The text reads: James Ikin Nunnerley was born around 1831 in Warrington, Cheshire. He was a draper before his enlistment at Dundalk. He was a member of Captain Morris’ troop; in April 1851, Morris’ squad book stated that Nunnerley was 23 years old and 6 foot tall, weighing 12st 4lb. He took part in the charge of the Light Brigade on 25 October 1854 – a charge of the British Light Cavalry against Russian forces, during the Battle of Balaclava, in the Crimean War. Owing to miscommunications in the chain of command, the Light Brigade was sent on a frontal assault, on horse-back, armed with only lances and sabres. This led to very high British casualties.
Text about horses during the First World War.
The text reads: More than 200,000 horses that went to war in World War 1, with the soldiers, were trained near Ormskirk. When the First World War broke out in 1914, Liverpool was chosen as a port site for the importing of horses to be used during hostilities.
With a lack of suitable sites for training horses near the city, Lathom House was offered to the war department free of charge. The horses were procured by the army to serve on the Western Front in France and Belgium.
Horses were normally carried in ventilated horse boxes which could hold food and be easily cleaned out.
Some horses had a passenger compartment for a groom to accompany the horses.
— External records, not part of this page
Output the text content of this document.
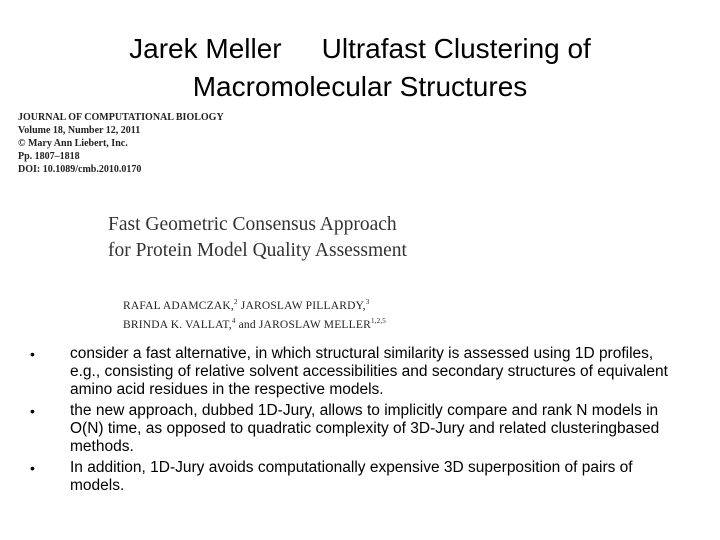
Jarek Meller Ultrafast Clustering of
Macromolecular Structures
JOURNAL OF COMPUTATIONAL BIOLOGY
Volume 18, Number 12, 2011
© Mary Ann Liebert, Inc.
Pp. 1807–1818
DOI: 10.1089/cmb.2010.0170
Fast Geometric Consensus Approach
for Protein Model Quality Assessment
RAFAL ADAMCZAK,$^2$ JAROSLAW PILLARDY,$^3$
BRINDA K. VALLAT,$^4$ and JAROSLAW MELLER$^{1,2,5}$
• consider a fast alternative, in which structural similarity is assessed using 1D profiles, e.g., consisting of relative solvent accessibilities and secondary structures of equivalent amino acid residues in the respective models.
• the new approach, dubbed 1D-Jury, allows to implicitly compare and rank N models in O(N) time, as opposed to quadratic complexity of 3D-Jury and related clusteringbased methods.
• In addition, 1D-Jury avoids computationally expensive 3D superposition of pairs of models.
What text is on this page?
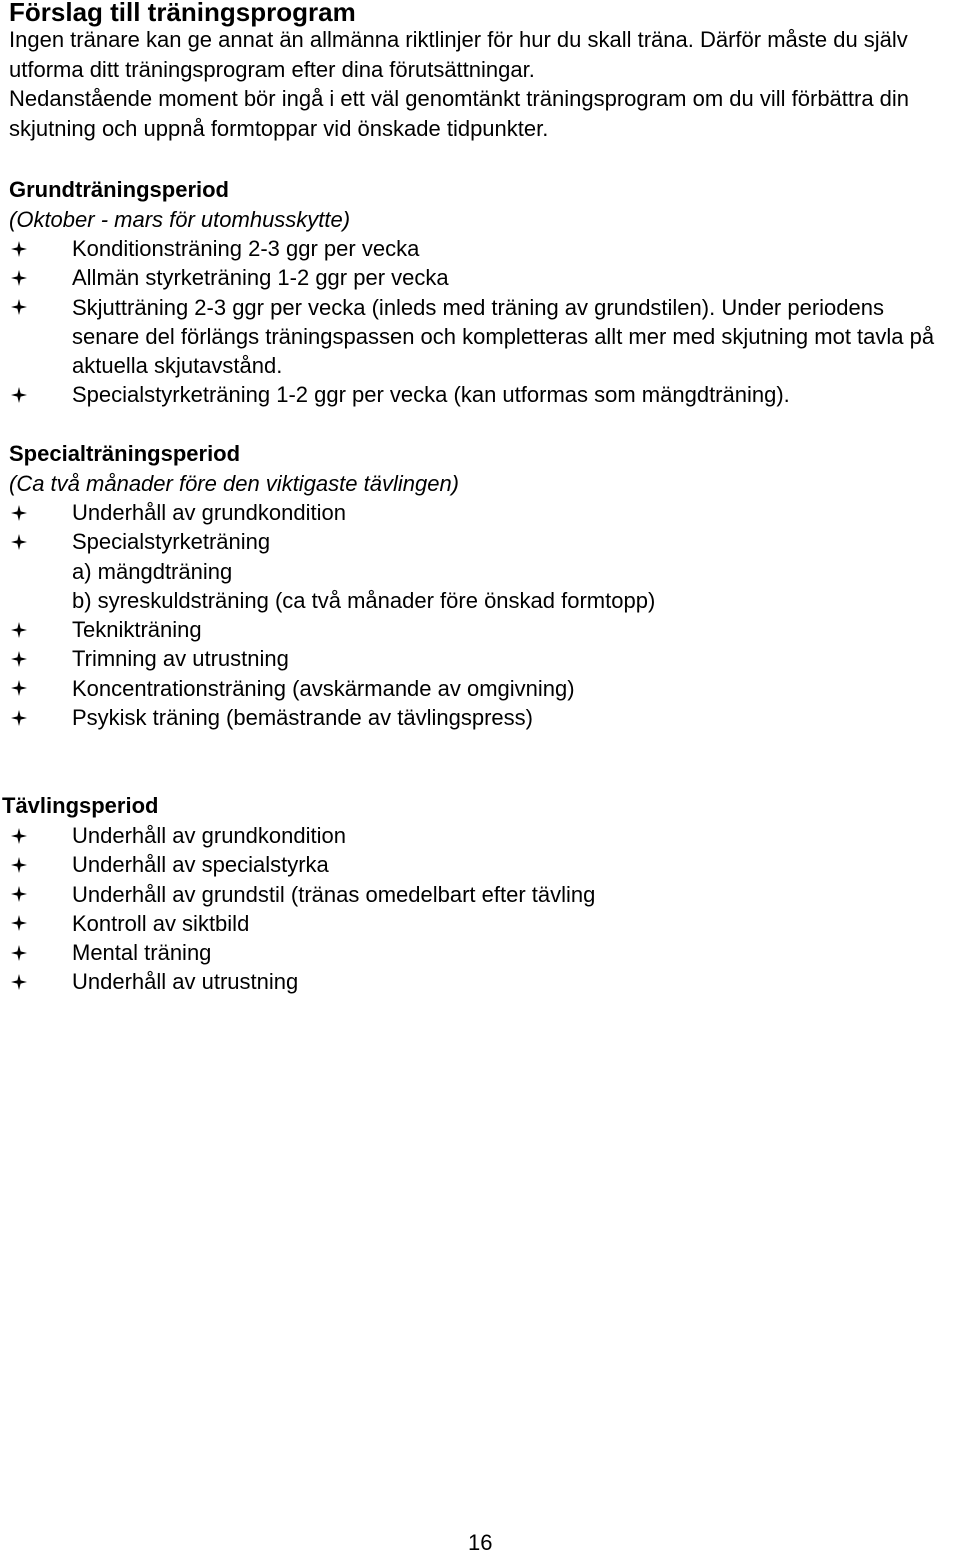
Förslag till träningsprogram

Ingen tränare kan ge annat än allmänna riktlinjer för hur du skall träna. Därför måste du själv utforma ditt träningsprogram efter dina förutsättningar.

Nedanstående moment bör ingå i ett väl genomtänkt träningsprogram om du vill förbättra din skjutning och uppnå formtoppar vid önskade tidpunkter.

Grundträningsperiod
(Oktober - mars för utomhusskytte)
Konditionsträning 2-3 ggr per vecka
Allmän styrketräning 1-2 ggr per vecka
Skjutträning 2-3 ggr per vecka (inleds med träning av grundstilen). Under periodens senare del förlängs träningspassen och kompletteras allt mer med skjutning mot tavla på aktuella skjutavstånd.
Specialstyrketräning 1-2 ggr per vecka (kan utformas som mängdträning).
Specialträningsperiod
(Ca två månader före den viktigaste tävlingen)
Underhåll av grundkondition
Specialstyrketräning
a) mängdträning
b) syreskuldsträning (ca två månader före önskad formtopp)
Teknikträning
Trimning av utrustning
Koncentrationsträning (avskärmande av omgivning)
Psykisk träning (bemästrande av tävlingspress)
Tävlingsperiod
Underhåll av grundkondition
Underhåll av specialstyrka
Underhåll av grundstil (tränas omedelbart efter tävling
Kontroll av siktbild
Mental träning
Underhåll av utrustning
16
A photograph and text about Sally Woods.
The text reads: Sally Woods (central figure in the photo) was an ‘Ormskirk gingerbread lady’ and a widow with 13 children to feed. Sally would make the mixture for her gingerbreads at her home in Mill Street then take it to the ovens in Burscough Street. Passing through an alleyway alongside a beer house nicknamed the ‘Monkey’s Nest’, which later became Newland’s tool and hardware store. Sally would take her basket of gingerbreads to sell on market days. She also sold to travellers on trains that passed through the town. It is reported that even Edward VIII was a fan! The wallpaper here shows a gingerbread army in Church Street!
A gingerbread inspired sculpture.
This model is part of the Ormskirk Community Partnership Gingerbread Project. The name ‘Ormskirk’ is Old Norse in origin and is derived from ‘Ormres Kirkja’ from a personal name ‘Ormr’, which means ‘serpent or dragon’ – hence this design.
External photograph of the building – main entrance.